The second phase of my involvement was flattening the dough pieces into perfect circle (or as round as possible!) using a rolling pin. Well, well, it was more of a project of creating new countries, if you know what I mean. I am sure the ladies do! And that still happens now on bad roti days.
The final and the most crucial phase (and messy) was making the dough itself. Now this process is a science in itself. The right proportion of flour and warm water, and a little oil and salt plus the amount and way of your hand pressure can make or break your roti (literally). For many years, I evaded this phase. Ever since I started surviving on my own cooking skills, I have enjoyed home made rotis only when visiting relatives and when I am home with my folks or when my folks are over at my place. But I have realized that this system cannot go on forever. Tomorrow I would not be able to tell my husband, children or any family member, that I am sorry but I cannot prepare rotis! That will be really embarrassing. Plus, what to do when I feel like having rotis myself! Actually this part is important.
So, in my quest to preserve my future respect (as well as present), I started making roti from scratch. And amazingly, I have realized that it is only a matter of practice. I have had experience preparing from lousy, average to perfect dough. Not in the same order necessarily. Last month when I was home with my parents, I prepared the dough. It was perfect. The edges did not crack when the dough was flattened with the rolling pin.

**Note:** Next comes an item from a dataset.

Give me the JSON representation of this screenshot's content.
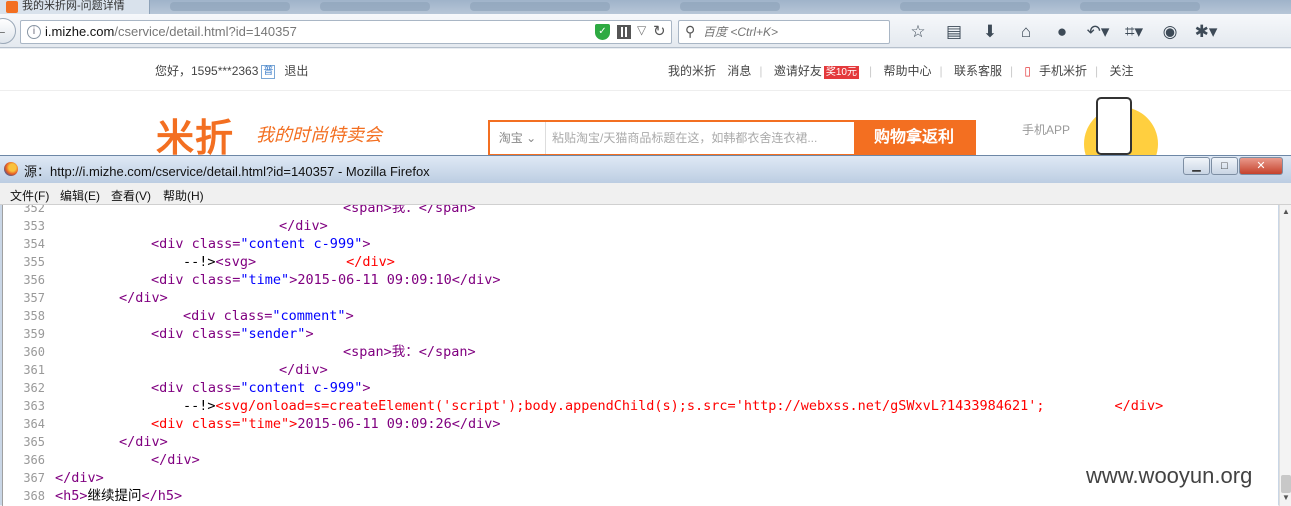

Even the raw rotis were round-shaped. I was face-saved in front of my parents and nobody had to go bed hungry. Even my father was impressed. I was so high after the experience, that I decided to that for myself also. Unfortunately, the dough sucked. It was a hard and the edges of the roti cracked. Nonetheless, I had to consume all of it.
I am planning to cook roti again sometime soon. And I am going to keep on doing it till it becomes a child’s play for me. And I am going to produce a perfect roti over and over again. Next in line will be my quest of the perfect puri and parantha. Actually, I have quite a list of quests in waiting.